Long after Tom’s breathing softened into sleep, my head churned with one carefully worded phrase after another. When Tom woke at four and found me gone, he got up and made me a cup of tea, kissing the top of my head as he placed it beside me.
“Thanks. I’m sorry I woke you.”
“No problem. I’ll get dressed and go home; leave you to your thoughts.”
“No. Please don’t go. I need you to stay. I’ve finished my letter now.”
“Well done. A letter written at this time of the night is sure to be from the heart.”
“Would you read it and tell me if you think it is okay?”
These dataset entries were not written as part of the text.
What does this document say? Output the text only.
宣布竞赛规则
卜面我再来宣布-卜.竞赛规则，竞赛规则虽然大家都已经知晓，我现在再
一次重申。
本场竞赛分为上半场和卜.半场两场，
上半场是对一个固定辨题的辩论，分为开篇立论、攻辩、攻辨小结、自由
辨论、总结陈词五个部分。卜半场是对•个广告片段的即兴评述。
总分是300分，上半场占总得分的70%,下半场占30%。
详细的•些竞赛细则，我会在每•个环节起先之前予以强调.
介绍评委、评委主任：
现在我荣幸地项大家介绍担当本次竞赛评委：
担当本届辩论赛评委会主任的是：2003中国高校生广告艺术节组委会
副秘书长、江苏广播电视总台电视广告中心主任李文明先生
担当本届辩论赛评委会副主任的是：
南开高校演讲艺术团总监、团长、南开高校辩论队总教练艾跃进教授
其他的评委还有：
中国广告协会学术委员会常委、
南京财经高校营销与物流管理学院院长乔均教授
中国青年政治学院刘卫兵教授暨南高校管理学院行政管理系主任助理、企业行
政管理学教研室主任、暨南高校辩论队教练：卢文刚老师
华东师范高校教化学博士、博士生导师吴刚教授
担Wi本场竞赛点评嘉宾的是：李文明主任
“No, Anna. I’ve no doubt it will be what Fran needs from her best friend. I can tell by your face.”
“What about my face?”
“It looks soft.”
SIXTEEN
Early May and the island was emptying ahead of the cooler weather. The noddy terns had disappeared and the last of the adult shearwaters were leaving, abandoning their fledged chicks, who were still learning to fly. Turtle hatchlings had hatched and swum away, not to be seen again until they were dinner-plate size. Collette, as well as Diane and Ben, had just left. Everyone was at the wharf to say goodbye—to Diane and Ben, at least. I wasn’t sure they would have come out for Collette. But she seemed pleased. She’d probably never had a goodbye wharf session when she’d left before. I hugged her, briefly to be sure, but it was spontaneous. What’s more, she hugged me stiffly back and thanked me for all my help. I could feel Tom and Pat’s grins through the back of my head. Saying goodbye to Diane and Ben was a wrench. We’d shared Kirsty’s birthing and the miracle of Hamish’s arrival, an unbreakable bond.